I have at least two members of my immediate family who would
be affected directly by the so-called Better Care Reconciliation Act (BCRA). It
could cost them – and others like them – their money and their lives.
The Senate bill released this week has two important
improvements over the House American Health Care Act.
First, like Obamacare but unlike the House version, it
requires insurers to continue to offer coverage in the regular marketplace to
people with pre-existing conditions.
Second, it corrects a major flaw in the Affordable Care Act –
as interpreted by the Supreme Court – by extending health insurance subsidies
to everyone below poverty who is ineligible for Medicaid. Today, the poorest
pay the same as the richest for health insurance, because the subsidies are
limited to those between 100 and 400 percent of poverty.
That’s the good news. But it all quickly unravels after
this.
Here are ten reasons why.
First, while pre-existing conditions are covered, existing conditions
are not. The essential benefits have been eliminated. This means that while
mental illnesses or cancers may not disqualify you from obtaining insurance, the
insurance you get might not cover these conditions. You might be able to buy
insurance, but it won’t necessarily cover the services you need.
Explain that to my daughter with Stage 4 cancer.
Second, the legislation creates a new benchmark standard for
how much insurance companies have to pay out in benefits. It changes the required
actuarial value of the benchmark plan in every state, and eliminates the
universal minimum loss ratio requirements.
The details of these changes take some time to explain, but the bottom
line is this. Insurers will pay out a whole lot less for care than they do
today, and the difference could amount to an increase of out-of-pocket costs –
for everyone – of at least 40 percent.
So are insurance companies making out like bandits under
this plan? Not really, and the third
reason explains why.
There is no mandate that anyone have insurance. Coupled with
the requirement that insurers cover pre-existing conditions, the only logical
marketplace result is this. No one will buy insurance until they become sick,
leading to the largest stampede of “adverse selection” in history.
There’s more.
The only way for insurers to protect against people with
cancer buying insurance products that cover cancer, and people with mental illnesses
buying insurance products that cover mental illnesses, etc., is to offer
products that don’t cover chronic diseases. People will have to pay those bills
out of pocket, and providers will have to write off what people can’t pay –
after they’re bankrupted first. That’s the fourth reason this system will unravel.
Unfortunately, the flood continues after that.
The Medicaid program is being cut back dramatically. By law,
the federal Medicaid share will no longer keep up with inflation related to
long term care for seniors and people with disabilities. A private long term care insurance program
might have offset some of this, but long term care insurance isn’t part of the
Senate plan. So, the sixth reason why
this legislation won’t work is that the long term care system as we know it
will slowly unravel. In a couple of decades we’ll see a lot of people in their 70s,
80s, and 90s with literally no place to go.
The Medicaid cut also offers the seventh reason our system
will unravel. Low income people – who often have higher health costs than the
general public – are being pushed from Medicaid into regular private insurance
markets. This means that sicker – not healthier
– people are going to be in the market for private insurance.

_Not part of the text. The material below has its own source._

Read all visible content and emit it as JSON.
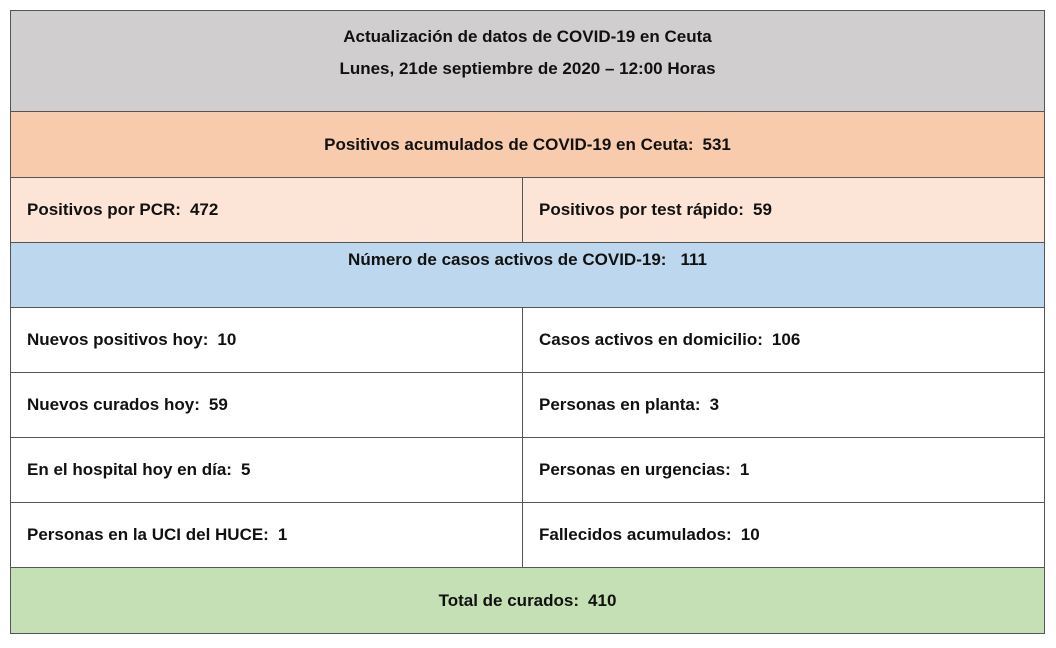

My son with serious mental illness will eventually be among
them. Covering him and people like him in the private insurance market will
raise everyone’s rates – even if your income puts you squarely in the middle
class and you’re fortunate enough to be pretty healthy.

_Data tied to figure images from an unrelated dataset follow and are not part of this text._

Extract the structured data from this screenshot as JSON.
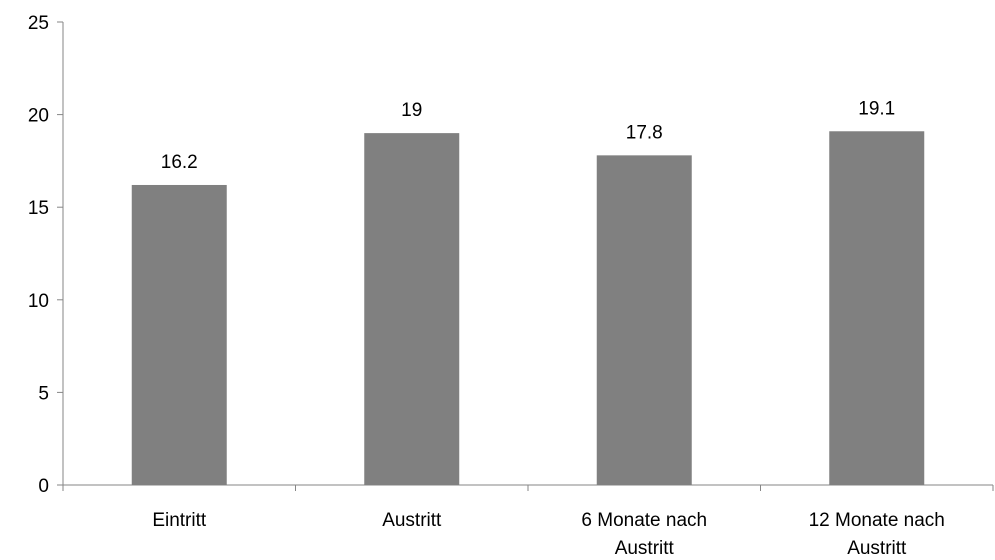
{
  "chart_data": {
    "type": "bar",
    "categories": [
      [
        "Eintritt"
      ],
      [
        "Austritt"
      ],
      [
        "6 Monate nach",
        "Austritt"
      ],
      [
        "12 Monate nach",
        "Austritt"
      ]
    ],
    "values": [
      16.2,
      19,
      17.8,
      19.1
    ],
    "data_labels": [
      "16.2",
      "19",
      "17.8",
      "19.1"
    ],
    "title": "",
    "xlabel": "",
    "ylabel": "",
    "ylim": [
      0,
      25
    ],
    "yticks": [
      0,
      5,
      10,
      15,
      20,
      25
    ],
    "grid": false,
    "legend": "none",
    "bar_color": "#808080",
    "axis_color": "#868686"
  }
}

Which brings us to the eighth reason.
Once you earn 350 percent of poverty – that would be around
$42,000 for a single person – your tax credit subsidy disappears under this
bill. And the subsidy up to that level is less generous than it has been under
Obamacare. So, for everyone up to 350 percent of poverty, what you pay for
insurance will go up. And for everyone between 350 and 400 percent of poverty,
you’ll fall off the side of a cliff.
Tired yet? There’s still more. The ninth reason is that the
Senate did not correct the problem rates for “young elders” – early retirees
not yet eligible for Medicare. Those rates will still skyrocket – to five times
those paid by younger people, no matter how healthy you may be.
And the tenth reason is this. Many millions more will still
become uninsured.
The BCRA wants your money and your life. Is there really no
way we could have done better than this?